Saturday, September 04, 2004

topic:
I so rarely hear of karma being mentioned in a way with which I agree, so either I'm just plain wrong or everyone else is just stupid; and my attention to grammar is too meticulous for me to be wrong.

Even at the monastery, I had to cringe when I heard someone mention something about a car accident and injury, and "What have I done to get this karma?". Dumbass. I think as a general rule, when one thinks about karma, don't be thinking "me". There is no 'me' in 'karme', er, karma.

Think of karma as a squishy stress ball, and if you press in on one side, it presses out somewhere else. But it's all one thing. My karma is the same thing as your karma and everyone else's karma. It's just the manifestations that are different, and manifested reality, the difference, is delusion. The "linear equation" karma is just so egocentric and dualistic, it can't be right. And any human morality or subjective indignation should just be let go. The universe isn't that petty.

And another thing! All discriminating and dualistic thoughts and actions, which is to say short of enlightenment, create karma. So even calling that guy "dumbass", if I'm attached to a notion of a dumbass, if I think of him as a dumbass separate from everything else in the universe that is not "dumbass", that creates bad karma. Fortunately, we are all dumbasses.

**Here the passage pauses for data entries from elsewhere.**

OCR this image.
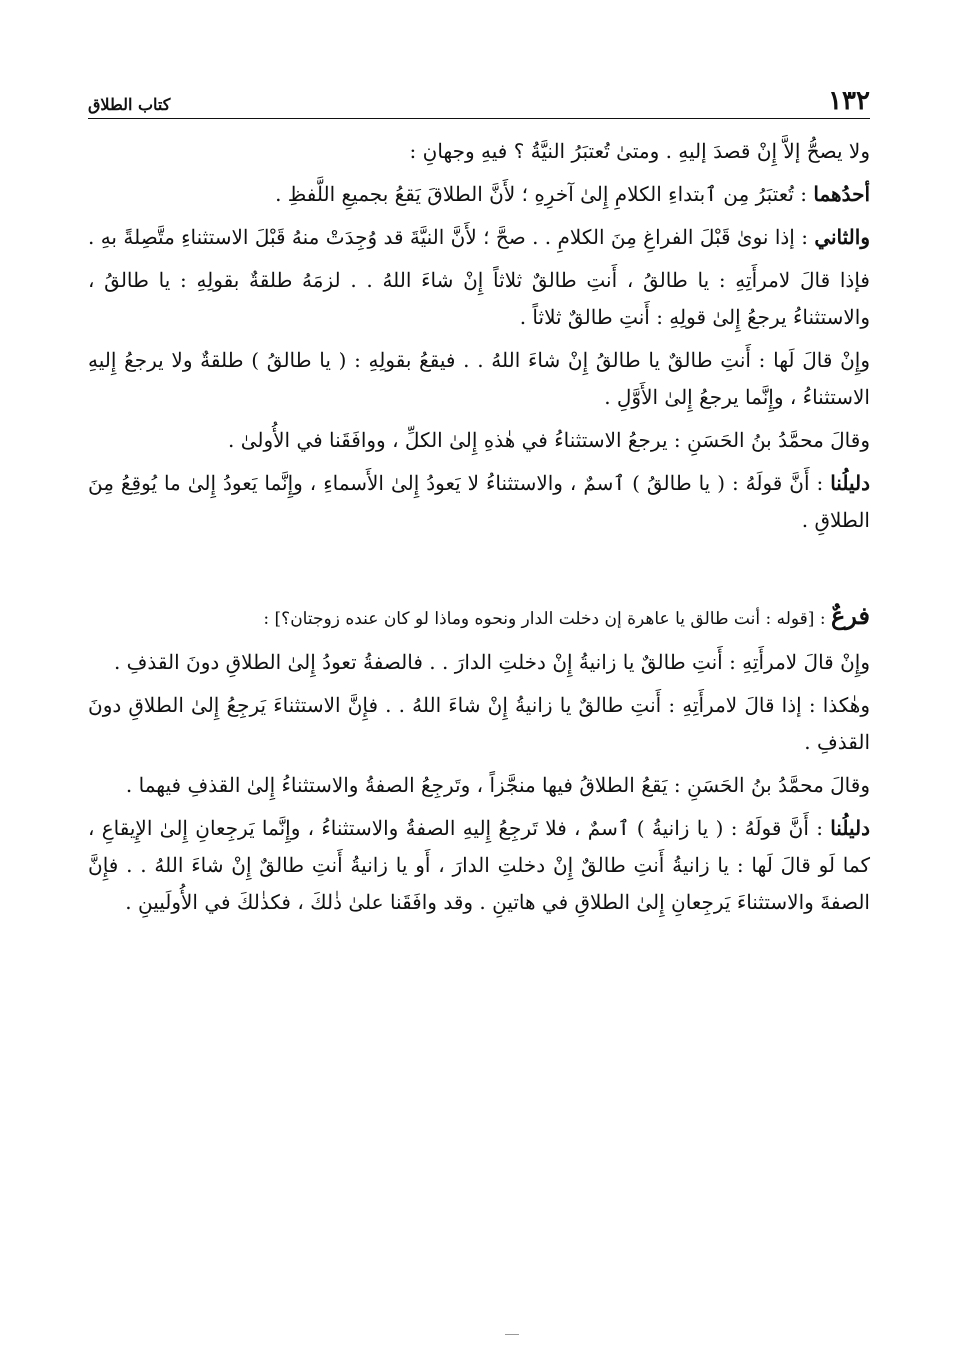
١٣٢
كتاب الطلاق

ولا يصحُّ إلاَّ إِنْ قصدَ إليهِ . ومتىٰ تُعتبَرُ النيَّةُ ؟ فيهِ وجهانِ :

أحدُهما : تُعتبَرُ مِن ٱبتداءِ الكلامِ إِلىٰ آخرِهِ ؛ لأَنَّ الطلاقَ يَقعُ بجميعِ اللَّفظِ .

والثاني : إذا نوىٰ قَبْلَ الفراغِ مِنَ الكلامِ . . صحَّ ؛ لأَنَّ النيَّةَ قد وُجِدَتْ منهُ قَبْلَ الاستثناءِ متَّصِلةً بهِ .

فإذا قالَ لامرأَتِهِ : يا طالقُ ، أَنتِ طالقٌ ثلاثاً إِنْ شاءَ اللهُ . . لزمَهُ طلقةٌ بقولِهِ : يا طالقُ ، والاستثناءُ يرجعُ إِلىٰ قولِهِ : أَنتِ طالقٌ ثلاثاً .

وإِنْ قالَ لَها : أَنتِ طالقٌ يا طالقُ إِنْ شاءَ اللهُ . . فيقعُ بقولِهِ : ( يا طالقُ ) طلقةٌ ولا يرجعُ إِليهِ الاستثناءُ ، وإِنَّما يرجعُ إِلىٰ الأَوَّلِ .

وقالَ محمَّدُ بنُ الحَسَنِ : يرجعُ الاستثناءُ في هٰذهِ إِلىٰ الكلِّ ، ووافَقَنا في الأُولىٰ .

دليلُنا : أَنَّ قولَهُ : ( يا طالقُ ) ٱسمٌ ، والاستثناءُ لا يَعودُ إِلىٰ الأَسماءِ ، وإِنَّما يَعودُ إِلىٰ ما يُوقِعُ مِنَ الطلاقِ .

فرعٌ : [قوله : أنت طالق يا عاهرة إن دخلت الدار ونحوه وماذا لو كان عنده زوجتان؟] :

وإِنْ قالَ لامرأَتِهِ : أَنتِ طالقٌ يا زانيةُ إِنْ دخلتِ الدارَ . . فالصفةُ تعودُ إِلىٰ الطلاقِ دونَ القذفِ .

وهٰكذا : إذا قالَ لامرأَتِهِ : أَنتِ طالقٌ يا زانيةُ إِنْ شاءَ اللهُ . . فإِنَّ الاستثناءَ يَرجِعُ إِلىٰ الطلاقِ دونَ القذفِ .

وقالَ محمَّدُ بنُ الحَسَنِ : يَقعُ الطلاقُ فيها منجَّزاً ، وتَرجِعُ الصفةُ والاستثناءُ إِلىٰ القذفِ فيهما .

دليلُنا : أَنَّ قولَهُ : ( يا زانيةُ ) ٱسمٌ ، فلا تَرجِعُ إِليهِ الصفةُ والاستثناءُ ، وإِنَّما يَرجِعانِ إِلىٰ الإِيقاعِ ، كما لَو قالَ لَها : يا زانيةُ أَنتِ طالقٌ إِنْ دخلتِ الدارَ ، أَو يا زانيةُ أَنتِ طالقٌ إِنْ شاءَ اللهُ . . فإِنَّ الصفةَ والاستثناءَ يَرجِعانِ إِلىٰ الطلاقِ في هاتينِ . وقد وافَقَنا علىٰ ذٰلكَ ، فكذٰلكَ في الأُولَيينِ .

Actually, I think I'll stop there since I'm not sure I had any direct insight into the idea, and even though I feel I know what I'm talking about, it does come a bit too close to the Buddhist party line on the subject. Not that that's bad or good, I'm just not into dogma. It tempts the need for stamps of approval, which I eschew.

new topic:
I think my resistance to the label "Buddhist" is probably futile, and eventually I'm just going to have to accept it. Buddhism, and I say this with a grain of salt planted firmly in my cheek, hasn't taught me anything. It was more my thoughts were my own, and writings associated with Buddhism articulated them very well, and have continued, along with ideas from other traditions, to help guide the development of my being.

The danger, of course, is that it's like a church with something nice written on the front. So you step in the door and someone gives you a pamphlet. Next thing you know, you're espousing stuff from the pamphlet which you haven't critically digested, but you do it because you like being called the label that got stuck on you when you entered the front door.

But the problem with resisting being identified as Buddhist is that a lot of these things may be terms of art, and resisting the identity risks losing the point of reference. In fact, for most Americans, "karma" is dualistic, moral, petty, and smug. So I am wrong in my formulation of karma because I'm not talking about the same thing as most Americans, even in an American Zen Buddhist monastery. (which is not to deny the possibility that I am, in fact, just plain wrong).